Par la fenêtre on pouvait contempler un paysage champêtre : des enfants jouaient près d'une rivière. Arnaud s'approcha. Au bas du cadre, trois boutons, discrets. Il appuya sur celui de droite. La scène changea. Une vallée verdoyante s'offrait maintenant à leur regard. Il appuya encore. Des montagnes s'élevèrent devant leurs yeux.

― C'est un écran, lâcha-t-il.

L'image était si réaliste qu'il leur était facile d'oublier qu'ils se trouvaient à vingt mètres sous terre.

― J'imagine que sans ces fausses fenêtres, les habitants de ce bunker seraient devenus fous assez rapidement... Ici, ça ressemble à une salle familiale, conclut-il en regardant autour de lui.

― Ou à un espace d'entreposage, ou à un genre d'accueil avec cet immense écran. Je me demande s'il fonctionne encore...

― Les fausses fenêtres fonctionnent, alors je suppose qu'il est toujours en état de marche. Que dirais-tu de commencer à jeter un coup d'œil sur tout ça? Pendant ce temps, je vais effectuer une tournée rapide pour avoir une idée de l'étendue de l'ensemble et m'assurer que nous sommes bien seuls.

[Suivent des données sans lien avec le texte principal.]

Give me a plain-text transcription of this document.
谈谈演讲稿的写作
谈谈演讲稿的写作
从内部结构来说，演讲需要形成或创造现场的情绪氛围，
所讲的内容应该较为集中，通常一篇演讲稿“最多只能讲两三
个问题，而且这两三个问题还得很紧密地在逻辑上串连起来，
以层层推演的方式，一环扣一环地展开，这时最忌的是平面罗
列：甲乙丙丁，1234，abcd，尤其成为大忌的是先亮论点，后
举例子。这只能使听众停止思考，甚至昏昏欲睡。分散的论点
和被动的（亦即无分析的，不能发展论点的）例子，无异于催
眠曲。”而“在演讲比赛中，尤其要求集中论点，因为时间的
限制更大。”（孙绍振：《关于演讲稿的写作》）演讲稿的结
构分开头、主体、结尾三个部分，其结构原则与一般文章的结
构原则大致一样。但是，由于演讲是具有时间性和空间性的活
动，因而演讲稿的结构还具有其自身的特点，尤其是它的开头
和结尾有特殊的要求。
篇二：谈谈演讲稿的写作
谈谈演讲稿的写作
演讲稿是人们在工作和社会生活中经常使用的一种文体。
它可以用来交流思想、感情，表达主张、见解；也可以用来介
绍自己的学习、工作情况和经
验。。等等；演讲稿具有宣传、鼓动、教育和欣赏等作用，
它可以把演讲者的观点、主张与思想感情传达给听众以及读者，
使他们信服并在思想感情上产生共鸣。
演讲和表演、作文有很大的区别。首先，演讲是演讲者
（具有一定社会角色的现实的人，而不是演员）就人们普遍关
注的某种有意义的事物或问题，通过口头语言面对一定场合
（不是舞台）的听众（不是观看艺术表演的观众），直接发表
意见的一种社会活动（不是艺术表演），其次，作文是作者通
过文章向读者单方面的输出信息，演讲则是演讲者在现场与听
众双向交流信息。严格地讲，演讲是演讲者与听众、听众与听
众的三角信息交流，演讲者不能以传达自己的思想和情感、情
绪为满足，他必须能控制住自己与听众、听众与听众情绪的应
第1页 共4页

Il disparut dans la pièce suivante. Caitlin ne perdit pas de temps et entreprit de faire l'inventaire des armoires. Des jeux de société, d'adresse, des casse-têtes, des équipements sportifs, des cannes à pêche. De la vaisselle, des linges de table. Une étagère ne contenait que des masques respiratoires et des survêtements de protection. Sur la suivante s'entassaient des albums de photos de famille remontant au milieu du vingt et unième siècle, en plus de divers titres de propriété de quelques immeubles, tous dans la région de Québec.

Caitlin trouva aussi un classeur renfermant divers papiers: certificats de naissance, passeports, carnets de santé, tous en quatre exemplaires, un pour chaque membre du foyer. Elle trouva le passeport de Morgane. Dès qu'elle l'ouvrit, le portrait holographique de Morgane Chemaly-Sirois surgit devant elle. Des cheveux bruns, mi-longs, soigneusement brossés, encadraient une tête ovale, un regard intelligent, un nez retroussé, des lèvres minces qui n'esquissaient aucun sourire. On avait dû lui demander de n'exprimer aucune émotion pendant la prise de cette photo officielle. Malgré tout, Caitlin était heureuse de pouvoir enfin mettre un visage sur l'enfant qu'elle s'était contentée d'imaginer depuis deux ans. « Qu'es-tu donc devenue? » se demanda-t-elle. Si cette famille avait quitté le bunker, pourquoi n'avaient-ils pas emporté ces documents avec eux?

Elle remit les documents à leur place et revint à son inventaire. À part les masques et survêtements, pas grand-chose ne présentait une quelconque valeur de revente. Arnaud revint au bout de quelques minutes.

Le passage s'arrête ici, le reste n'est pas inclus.